The decade since the financial crisis has unquestionably seen a very substantial increase in the quantity and complexity of regulation and compliance obligations applicable to financial services. Is this a malign fetter on the ability for entrepreneurs to do business? Or some much needed steps to protect all of us against future crises?
An important initial point to recognise is that not all the regulation which has followed the financial crisis has been as a consequence of the crisis or designed to prevent similar events occurring in the future. Clearly, some of the regulation has been for this purpose – the Dodd-Frank legislation in the US, Basel III in the EU, the AIFMD in the EU, new regulations relating to credit rating agencies, executive compensation, derivatives, and so on. But equally, there has been a substantial body of what many would classify as new or expanded regulation which may have followed after the crisis in time, but has not truly been a response to it. Examples of this would include FATCA, CRS, the TIEA network, enhanced and expanded AML obligations, a much more extensive international sanctions regime, and greater public and/or non-public disclosure obligations (such as corporate beneficial ownership).
So without a doubt the last decade has seen materially more regulation and a consequential greater compliance burden – but not all of it can or should be laid at the door of the financial crisis.
And has the significantly thicker statute books and correspondingly bulkier compliance manuals made the world in general and Guernsey in particular a better place?
In relation to the general position, there is scant evidence one way or the other. Legislators are materially more adept at passing new regulatory laws than they are at collecting empirical data on its practical impact and evaluating its consequences for businesses, consumers and the wider public.
It is true to say that ten years on from the crash financial services remains the Island's biggest employer, accounting directly for more than one-in-five jobs. However, it would be taking a particularly optimistic and charitable view of regulation to say that this sustained success was a direct result of the positive effects of regulation. And, indeed, some may well argue the contrary position and say that regulation has been wholly negative and that the employment figures are despite the regulation and would be even higher were it not for the dampening effects of increased regulation and greater compliance burden.

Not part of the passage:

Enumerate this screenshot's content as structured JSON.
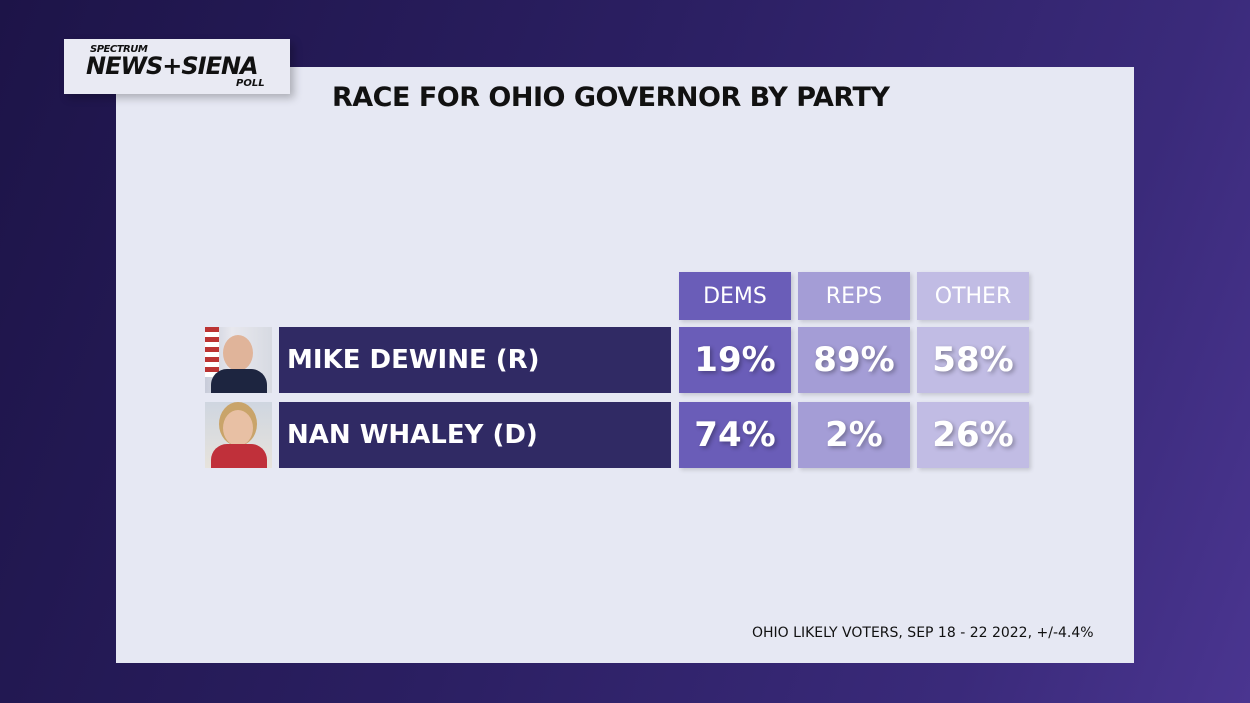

Whichever stance you take on that point, one issue is beyond doubt – irrespective of the greatly increased level of regulation we have seen in the past decade (whether introduced as a consequence of the financial crisis or to address other issues), financial services business in Guernsey has remained remarkably robust and has increased in scale to a material degree. This was underscored by the higher than expected GDP figures announced for Guernsey this year.
And this is reflected in our own business. Our Guernsey office is materially larger and busier now than it was a decade ago. An increasing proportion of our work is devoted to advising on regulatory matters. This work goes far beyond what one would traditionally think of as the regulated sector (such as funds, banking and insurance). The need to consider and advise upon regulatory and compliance issues arises in a huge variety of transactions – such as corporate M&A matters where regulatory reviews are now a large and important element of the due diligence process.
Yes, the greater regulation is challenging. But in our experience it also presents a real opportunity – principally for those advisors who are able to address the complexity and explain it in clear and straightforward terms to their clients and for those who are able to implement and comply with the new regimes in ways that are practical and pragmatic and which disrupt as little as possible their clients' objectives.
The increased level of regulation we see has made the business of financial services in Guernsey materially more complex and challenging in the past decade, but there is no sign of it ending that business any time soon.